Si potrebbero abolire le pratiche non necessarie alla fede per una giusta educazione religiosa, come molti dicono. Ma gli educatori devono essere anche le famiglie, le scuole, le istituzioni. Perché lì dove il giovane si sente abbandonato c’è sempre qualcuno che gli propone una via breve, facile e proficua.
Le nuove generazioni potranno essere quella linfa nuova che si ribella, reclama la propria libertà, afferma la propria dignità. Una generazione che cammina a testa alta, senza piegarsi ed “inchinarsi” davanti nessuno. La statua non vive, non è una persona. I giovani saranno il mondo di domani, loro devono essere tutelati. Solo così si può estirpare la “mala erba”. Perché il problema abbraccia a largo raggio l’intero Stato. In un piccolo paesino è molto visibile, in una grande città si agisce nell’ombra, ma le realtà malavitose sussistono sempre.[MORE]

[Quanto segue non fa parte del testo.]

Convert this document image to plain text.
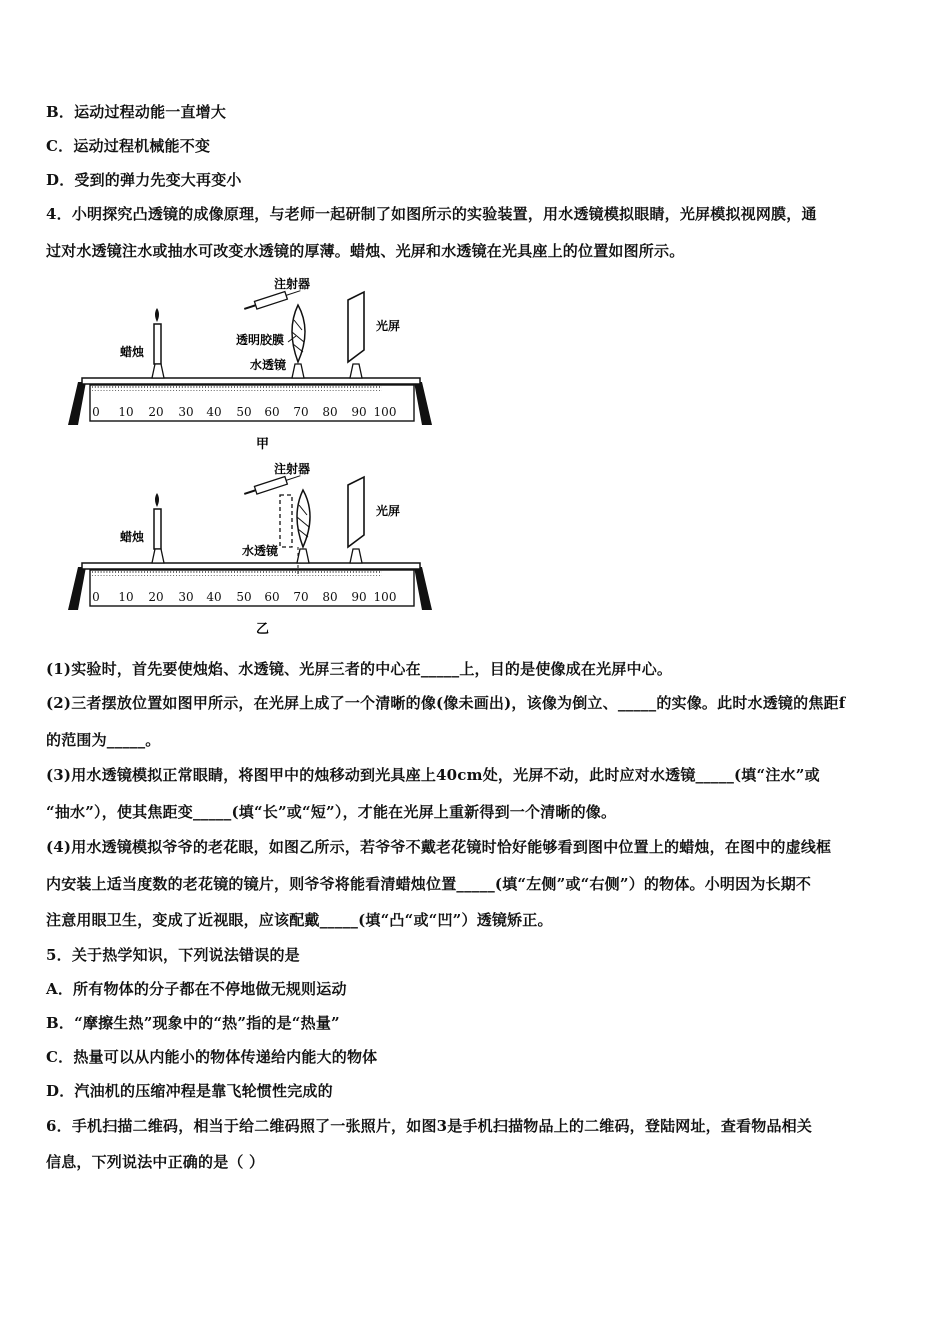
B．运动过程动能一直增大
C．运动过程机械能不变
D．受到的弹力先变大再变小
4．小明探究凸透镜的成像原理，与老师一起研制了如图所示的实验装置，用水透镜模拟眼睛，光屏模拟视网膜，通
过对水透镜注水或抽水可改变水透镜的厚薄。蜡烛、光屏和水透镜在光具座上的位置如图所示。
0 10 20 30 40 50 60 70 80 90 100
蜡烛
注射器
透明胶膜
水透镜
光屏
甲
0 10 20 30 40 50 60 70 80 90 100
蜡烛
注射器
水透镜
光屏
乙
(1)实验时，首先要使烛焰、水透镜、光屏三者的中心在_____上，目的是使像成在光屏中心。
(2)三者摆放位置如图甲所示，在光屏上成了一个清晰的像(像未画出)，该像为倒立、_____的实像。此时水透镜的焦距f
的范围为_____。
(3)用水透镜模拟正常眼睛，将图甲中的烛移动到光具座上40cm处，光屏不动，此时应对水透镜_____(填“注水”或
“抽水”），使其焦距变_____(填“长”或“短”），才能在光屏上重新得到一个清晰的像。
(4)用水透镜模拟爷爷的老花眼，如图乙所示，若爷爷不戴老花镜时恰好能够看到图中位置上的蜡烛，在图中的虚线框
内安装上适当度数的老花镜的镜片，则爷爷将能看清蜡烛位置_____(填“左侧”或“右侧”）的物体。小明因为长期不
注意用眼卫生，变成了近视眼，应该配戴_____(填“凸“或“凹”）透镜矫正。
5．关于热学知识，下列说法错误的是
A．所有物体的分子都在不停地做无规则运动
B．“摩擦生热”现象中的“热”指的是“热量”
C．热量可以从内能小的物体传递给内能大的物体
D．汽油机的压缩冲程是靠飞轮惯性完成的
6．手机扫描二维码，相当于给二维码照了一张照片，如图3是手机扫描物品上的二维码，登陆网址，查看物品相关
信息，下列说法中正确的是（ ）
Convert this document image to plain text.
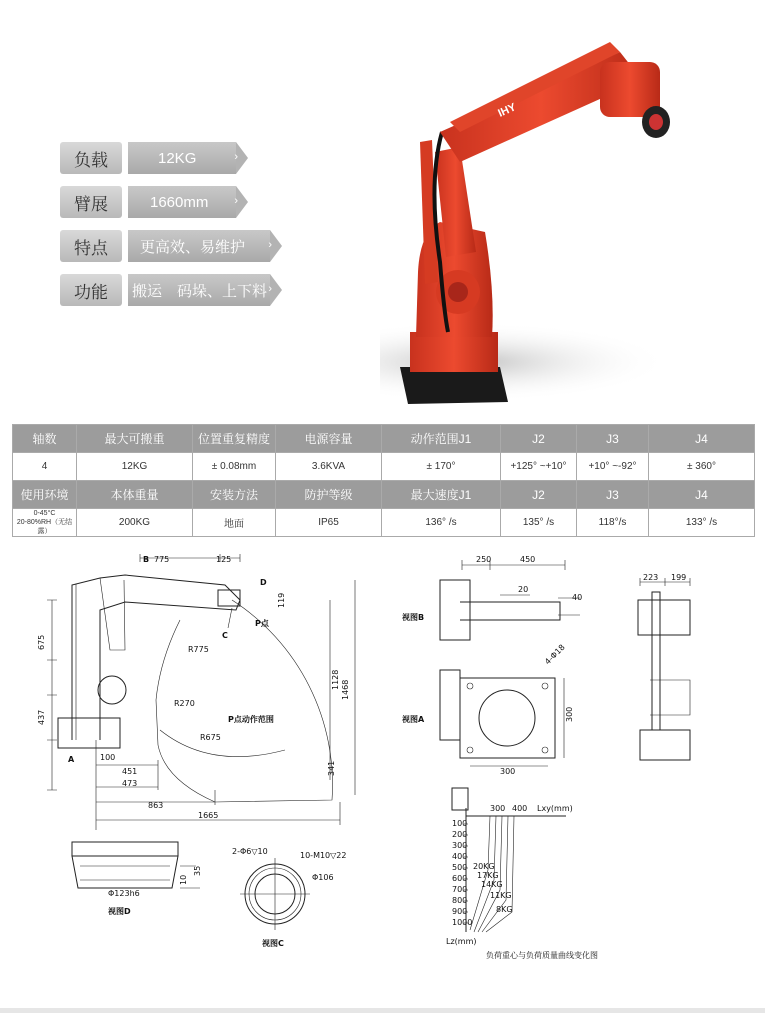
负载	12KG	›
臂展	1660mm ›
特点	更高效、易维护 ›
功能	搬运　码垛、上下料 ›
IHY
轴数	最大可搬重	位置重复精度	电源容量	动作范围J1	J2	J3	J4
4	12KG	± 0.08mm	3.6KVA	± 170°	+125° ~+10°	+10° ~-92°	± 360°
使用环境	本体重量	安装方法	防护等级	最大速度J1	J2	J3	J4
0-45°C
20-80%RH（无结露）	200KG	地面	IP65	136° /s	135° /s	118°/s	133° /s
B 775	125
D
C
P点
119
R775
675
1128 1468
R270
P点动作范围
R675
437
A	100
451
473
341
863
1665
视图B
250	450
20
40
视图A
4-Φ18
300
300
223 199
Φ123h6
10
35
视图D
2-Φ6▽10	10-M10▽22
Φ106
视图C
Lxy(mm)
300 400
100
200
300
400
500
600
700
800
900
1000
Lz(mm)
20KG
17KG
14KG
11KG
8KG
负荷重心与负荷质量曲线变化图
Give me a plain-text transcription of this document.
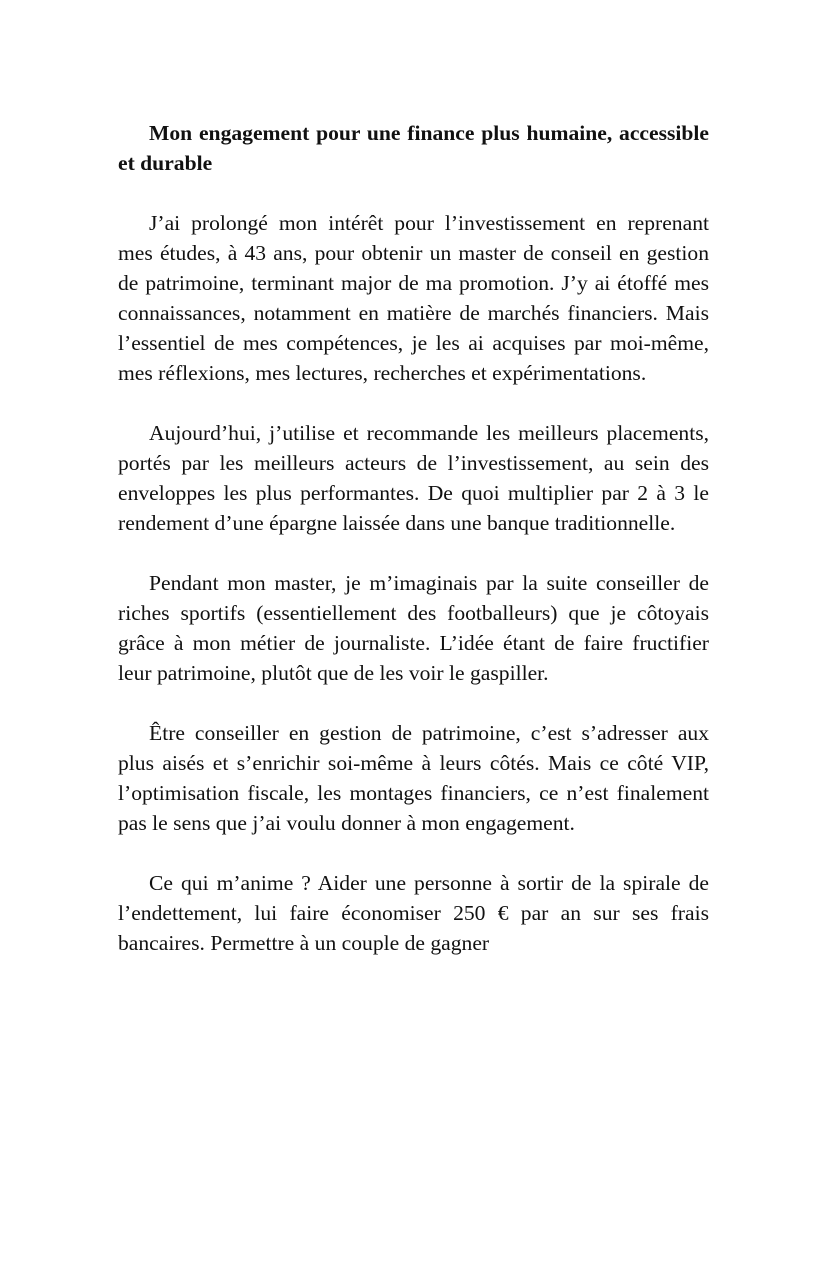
Mon engagement pour une finance plus humaine, accessible et durable

J’ai prolongé mon intérêt pour l’investissement en reprenant mes études, à 43 ans, pour obtenir un master de conseil en gestion de patrimoine, terminant major de ma promotion. J’y ai étoffé mes connaissances, notamment en matière de marchés financiers. Mais l’essentiel de mes compétences, je les ai acquises par moi-même, mes réflexions, mes lectures, recherches et expérimentations.

Aujourd’hui, j’utilise et recommande les meilleurs placements, portés par les meilleurs acteurs de l’investissement, au sein des enveloppes les plus performantes. De quoi multiplier par 2 à 3 le rendement d’une épargne laissée dans une banque traditionnelle.

Pendant mon master, je m’imaginais par la suite conseiller de riches sportifs (essentiellement des footballeurs) que je côtoyais grâce à mon métier de journaliste. L’idée étant de faire fructifier leur patrimoine, plutôt que de les voir le gaspiller.

Être conseiller en gestion de patrimoine, c’est s’adresser aux plus aisés et s’enrichir soi-même à leurs côtés. Mais ce côté VIP, l’optimisation fiscale, les montages financiers, ce n’est finalement pas le sens que j’ai voulu donner à mon engagement.

Ce qui m’anime ? Aider une personne à sortir de la spirale de l’endettement, lui faire économiser 250 € par an sur ses frais bancaires. Permettre à un couple de gagner
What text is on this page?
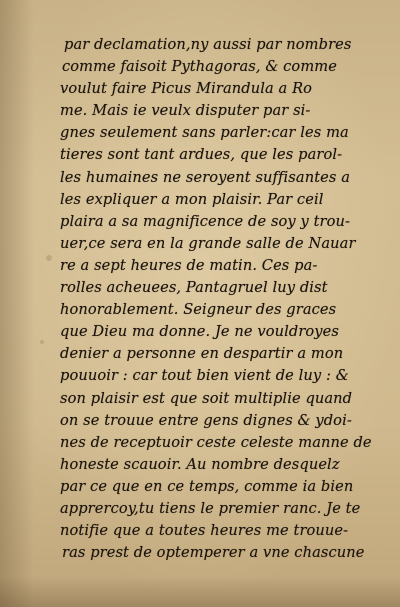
par declamation,ny aussi par nombres
comme faisoit Pythagoras, & comme
voulut faire Picus Mirandula a Ro
me. Mais ie veulx disputer par si-
gnes seulement sans parler:car les ma
tieres sont tant ardues, que les parol-
les humaines ne seroyent suffisantes a
les expliquer a mon plaisir. Par ceil
plaira a sa magnificence de soy y trou-
uer,ce sera en la grande salle de Nauar
re a sept heures de matin. Ces pa-
rolles acheuees, Pantagruel luy dist
honorablement. Seigneur des graces
que Dieu ma donne. Je ne vouldroyes
denier a personne en despartir a mon
pouuoir : car tout bien vient de luy : &
son plaisir est que soit multiplie quand
on se trouue entre gens dignes & ydoi-
nes de receptuoir ceste celeste manne de
honeste scauoir. Au nombre desquelz
par ce que en ce temps, comme ia bien
apprercoy,tu tiens le premier ranc. Je te
notifie que a toutes heures me trouue-
ras prest de optemperer a vne chascune
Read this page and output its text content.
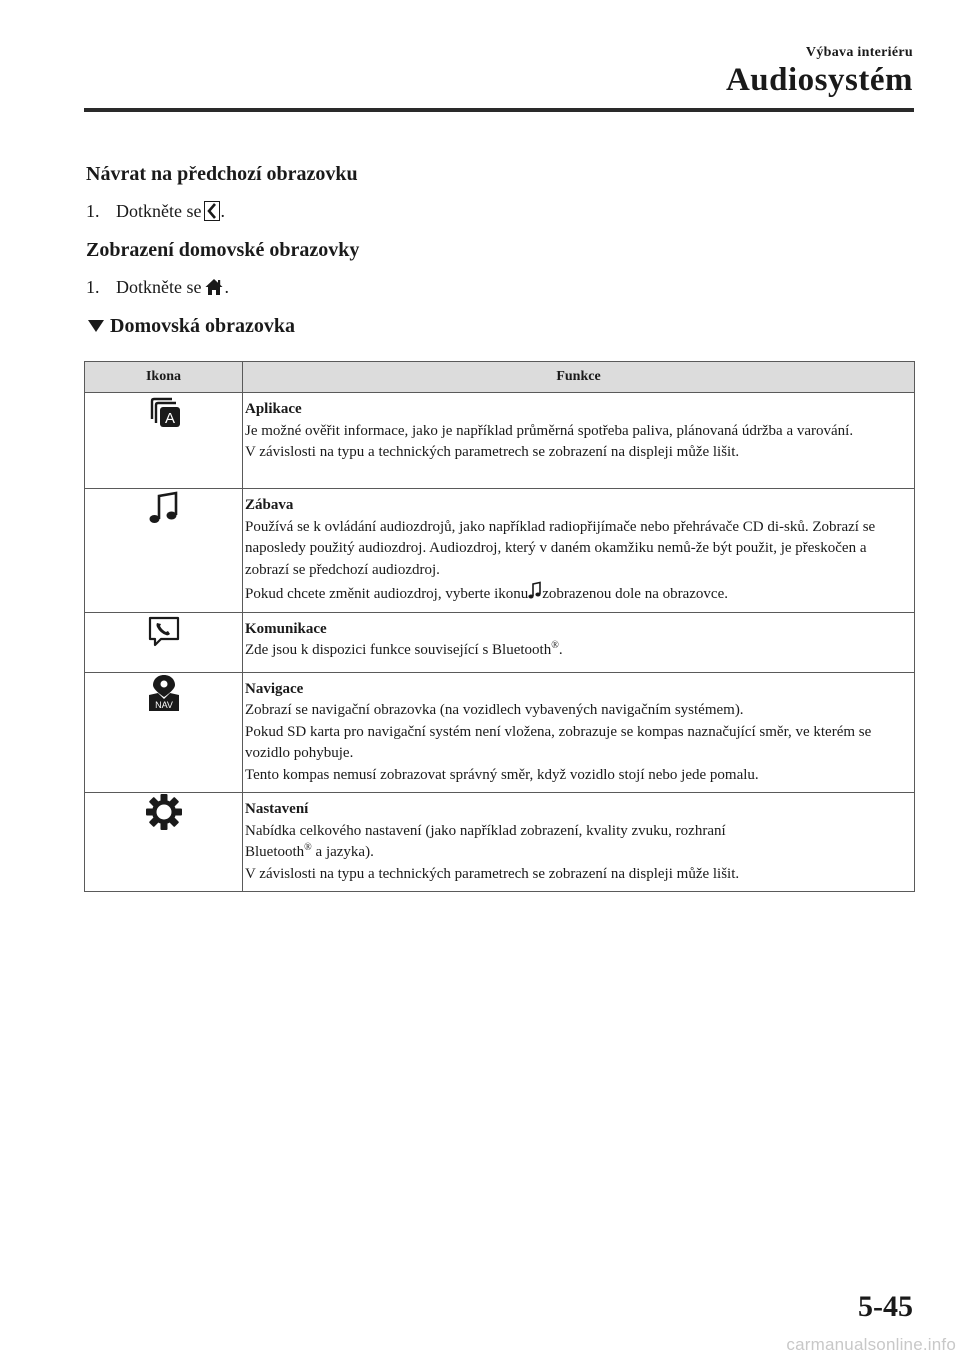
Výbava interiéru
Audiosystém
Návrat na předchozí obrazovku
1. Dotkněte se .
Zobrazení domovské obrazovky
1. Dotkněte se .
Domovská obrazovka
Ikona	Funkce

A	Aplikace
Je možné ověřit informace, jako je například průměrná spotřeba paliva, plánovaná údržba a varování.
V závislosti na typu a technických parametrech se zobrazení na displeji může lišit.

Zábava
Používá se k ovládání audiozdrojů, jako například radiopřijímače nebo přehrávače CD di-sků. Zobrazí se naposledy použitý audiozdroj. Audiozdroj, který v daném okamžiku nemů-že být použit, je přeskočen a zobrazí se předchozí audiozdroj.
Pokud chcete změnit audiozdroj, vyberte ikonu zobrazenou dole na obrazovce.

Komunikace
Zde jsou k dispozici funkce související s Bluetooth®.

NAV	Navigace
Zobrazí se navigační obrazovka (na vozidlech vybavených navigačním systémem).
Pokud SD karta pro navigační systém není vložena, zobrazuje se kompas naznačující směr, ve kterém se vozidlo pohybuje.
Tento kompas nemusí zobrazovat správný směr, když vozidlo stojí nebo jede pomalu.

Nastavení
Nabídka celkového nastavení (jako například zobrazení, kvality zvuku, rozhraní
Bluetooth® a jazyka).
V závislosti na typu a technických parametrech se zobrazení na displeji může lišit.
5-45
carmanualsonline.info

Chi non si piega? Chi è forte nella propria identità. Chi non si lascia deviare? Chi non è solo, ma trova anche forza in chi lo circonda. Chi è debole? Tutti. Non sappiamo se quel prete era minacciato. Non sappiamo il trascorso del paese. Ma è evidente che l’affermazione del 21 Giugno non è bastata. Non bastano solo le parole. La Chiesa, con quella frase di Papa Francesco, ha preso la sua posizione. Ora tocca a noi prendere la nostra. Perché la Parola, Dio, è sceso sulla terra, è divenuta uomo. Ora anche noi dobbiamo essere ossa, muscoli, pelle di quella Parola che inneggia alla libertà dei pensieri e alla purezza del cuore. Parola che eleva l’uomo, non lo rende schiavo dei prepotenti, ma servo degli ultimi.
Si conviene, allora, che gli inchini non giovano: che siano di dame, di navi, o di statue. L’uomo ha la testa sul collo, al vertice del corpo, per tenerla alta e protendersi sempre verso il cielo.